First GRPO training request
curl -s http://localhost:8420/v1/train/grpo \
-H "Content-Type: application/json" \
-d '{
"groups": [{
"messages": [{"role": "user", "content": "What is 47 + 138? Reply with just the number."}],
"completions": [
{"text": "185", "reward": 1.0},
{"text": "The answer is 184", "reward": 0.0},
{"text": "185.", "reward": 1.0},
{"text": "47 + 138 = 185", "reward": 0.8}
]
}],
"config": {
"learning_rate": 1e-5,
"kl_coeff": 0.1,
"clip_epsilon": 0.2,
"lora_rank": 16,
"output_name": "math-correctness",
"auto_load": true
}
}' \
| python3 -m json.tool
Common config fields
learning_rate, kl_coeff, and clip_epsilon tune the GRPO update.
lora_rank and lora_alpha control adapter capacity.
base_adapter continues from an existing adapter.

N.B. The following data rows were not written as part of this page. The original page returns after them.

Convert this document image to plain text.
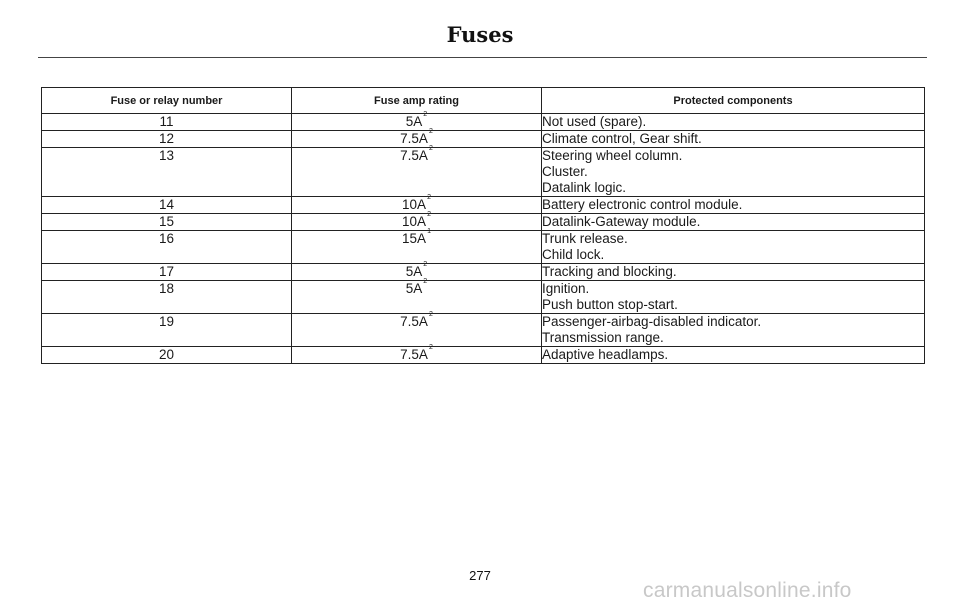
Fuses
Fuse or relay number	Fuse amp rating	Protected components
11	$5A^2$	Not used (spare).

12	$7.5A^2$	Climate control, Gear shift.

13	$7.5A^2$	Steering wheel column.
Cluster.
Datalink logic.

14	$10A^2$	Battery electronic control module.

15	$10A^2$	Datalink-Gateway module.

16	$15A^1$	Trunk release.
Child lock.

17	$5A^2$	Tracking and blocking.

18	$5A^2$	Ignition.
Push button stop-start.

19	$7.5A^2$	Passenger-airbag-disabled indicator.
Transmission range.

20	$7.5A^2$	Adaptive headlamps.
277
carmanualsonline.info
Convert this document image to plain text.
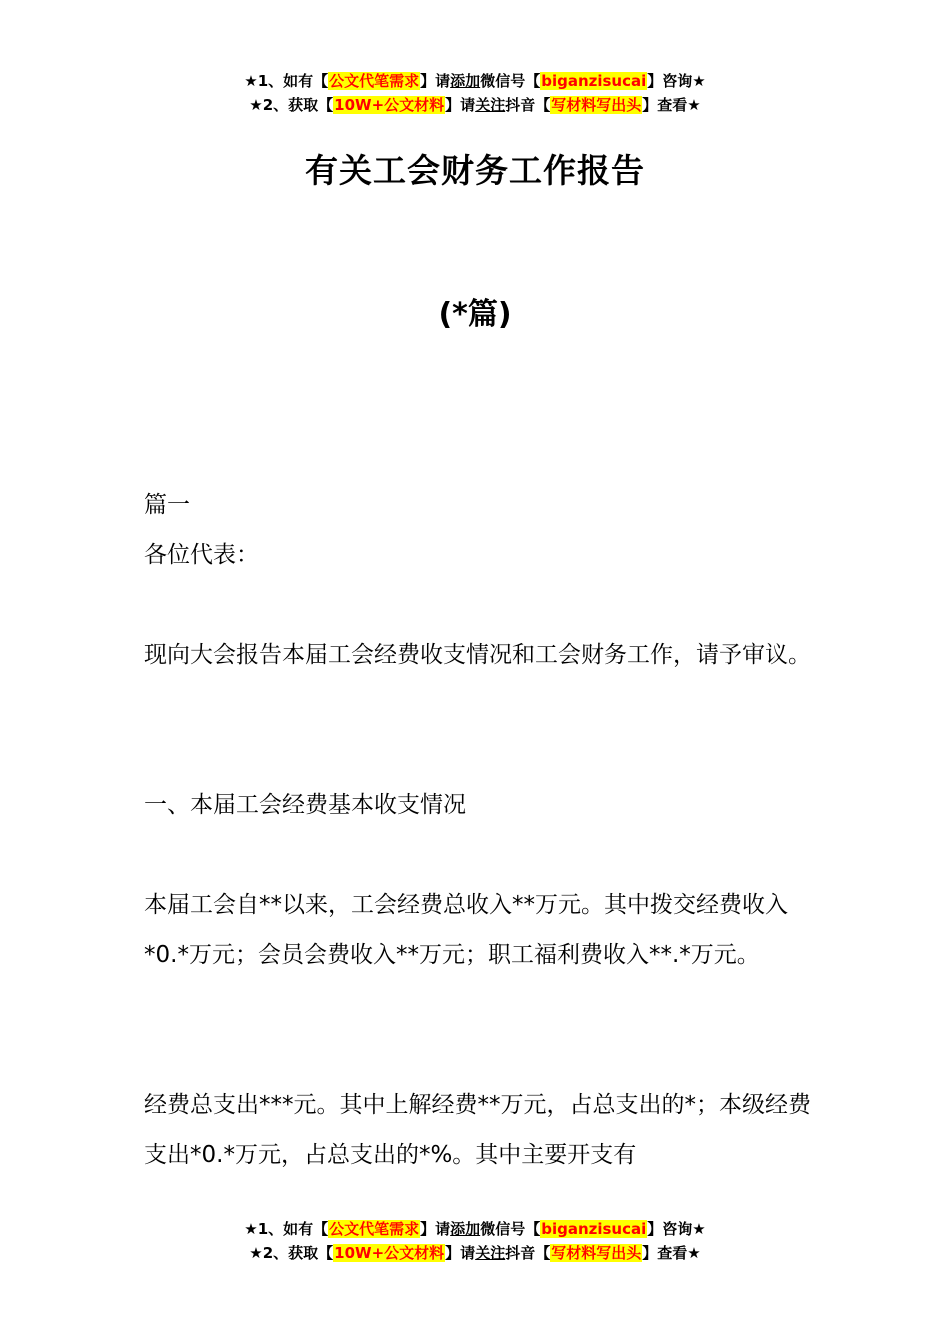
★1、如有【公文代笔需求】请添加微信号【biganzisucai】咨询★
★2、获取【10W+公文材料】请关注抖音【写材料写出头】查看★
有关工会财务工作报告
(*篇)

篇一

各位代表：

现向大会报告本届工会经费收支情况和工会财务工作，请予审议。

一、本届工会经费基本收支情况

本届工会自**以来，工会经费总收入**万元。其中拨交经费收入*0.*万元；会员会费收入**万元；职工福利费收入**.*万元。

经费总支出***元。其中上解经费**万元，占总支出的*；本级经费支出*0.*万元，占总支出的*%。其中主要开支有

★1、如有【公文代笔需求】请添加微信号【biganzisucai】咨询★
★2、获取【10W+公文材料】请关注抖音【写材料写出头】查看★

output_name names the saved adapter.
auto_load defaults to true.
Payload guardrails
- Put options under
config, not at the top level.
- Use
groups, messages, completions, text, and reward.
- GRPO does not use SFT's
epochs field.
- Use at least a few completions per group so rewards can be compared.
Monitoring
Watch the background training job
/v1/train/grpo returns a queued job immediately. Poll /v1/train/status to see pending, running, completed, or failed jobs, then confirm the trained adapter through the adapter APIs or the web UI.
If the kiln CLI is on your PATH, run kiln train status for the same info as a readable summary (use --url http://host:8420 for remote servers). The curl command below is the equivalent HTTP probe — handy for CI, scripts, or any environment without the CLI.

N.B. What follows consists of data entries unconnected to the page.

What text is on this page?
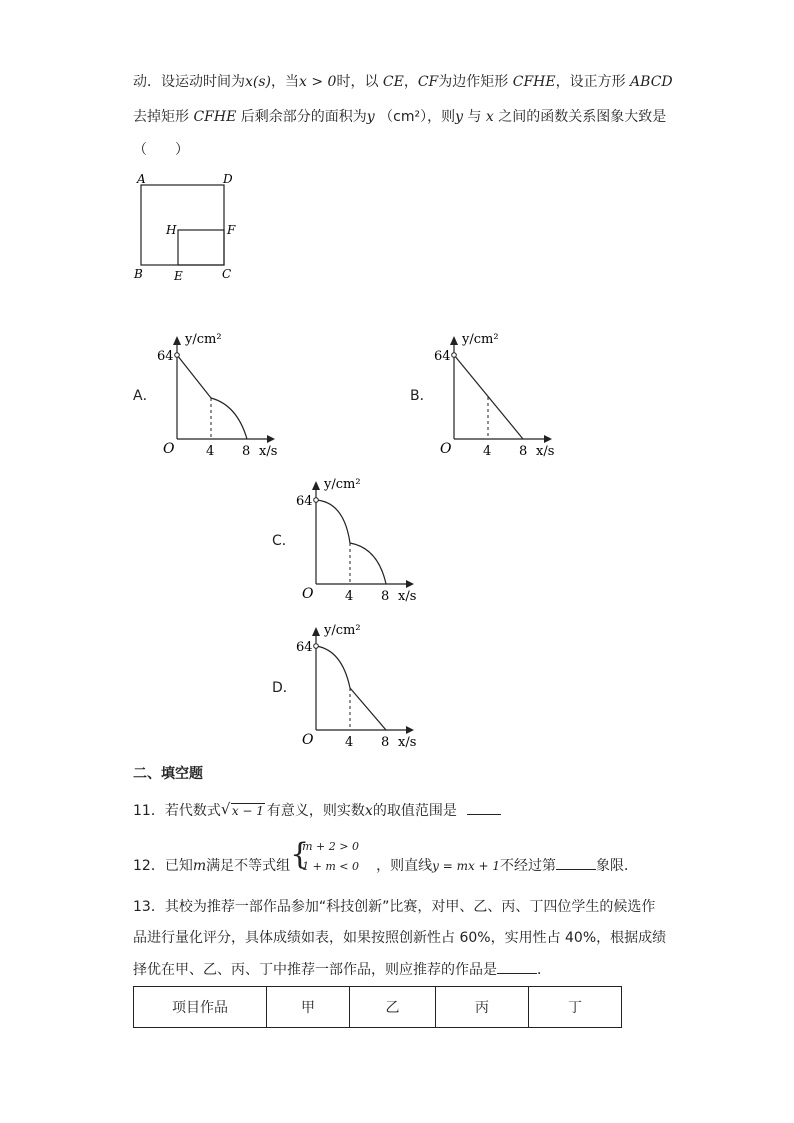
动．设运动时间为x(s)，当x > 0时，以 CE，CF为边作矩形 CFHE，设正方形 ABCD
去掉矩形 CFHE 后剩余部分的面积为y （cm²），则y 与 x 之间的函数关系图象大致是
（　　）
A	D
H	F
B	E	C
A．
y/cm²
64
O 4 8 x/s
B．
y/cm²
64
O 4 8 x/s
C．
y/cm²
64
O 4 8 x/s
D．
y/cm²
64
O 4 8 x/s
二、填空题
11．若代数式 √ x − 1 有意义，则实数x的取值范围是
12．已知m满足不等式组 {
m + 2 > 0
1 + m < 0 ，则直线y = mx + 1不经过第	象限．
13．其校为推荐一部作品参加“科技创新”比赛，对甲、乙、丙、丁四位学生的候选作
品进行量化评分，具体成绩如表，如果按照创新性占 60%，实用性占 40%，根据成绩
择优在甲、乙、丙、丁中推荐一部作品，则应推荐的作品是	．
项目作品	甲	乙	丙	丁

Training status from the CLI
kiln train status
Training status
curl -s http://localhost:8420/v1/train/status | python3 -m json.tool
Once a job is completed, confirm the new adapter actually landed and is active. If the kiln CLI is on your PATH, kiln adapters list shows the new adapter and which one is active. The curl command below hits the same endpoint for CI or scripted use.
Confirm the trained adapter from the CLI
kiln adapters list
Confirm the trained adapter
curl -s http://localhost:8420/v1/adapters | python3 -m json.tool
If a GRPO request is rejected or stays queued longer than expected, start with the troubleshooting guide and the full endpoint map in API training.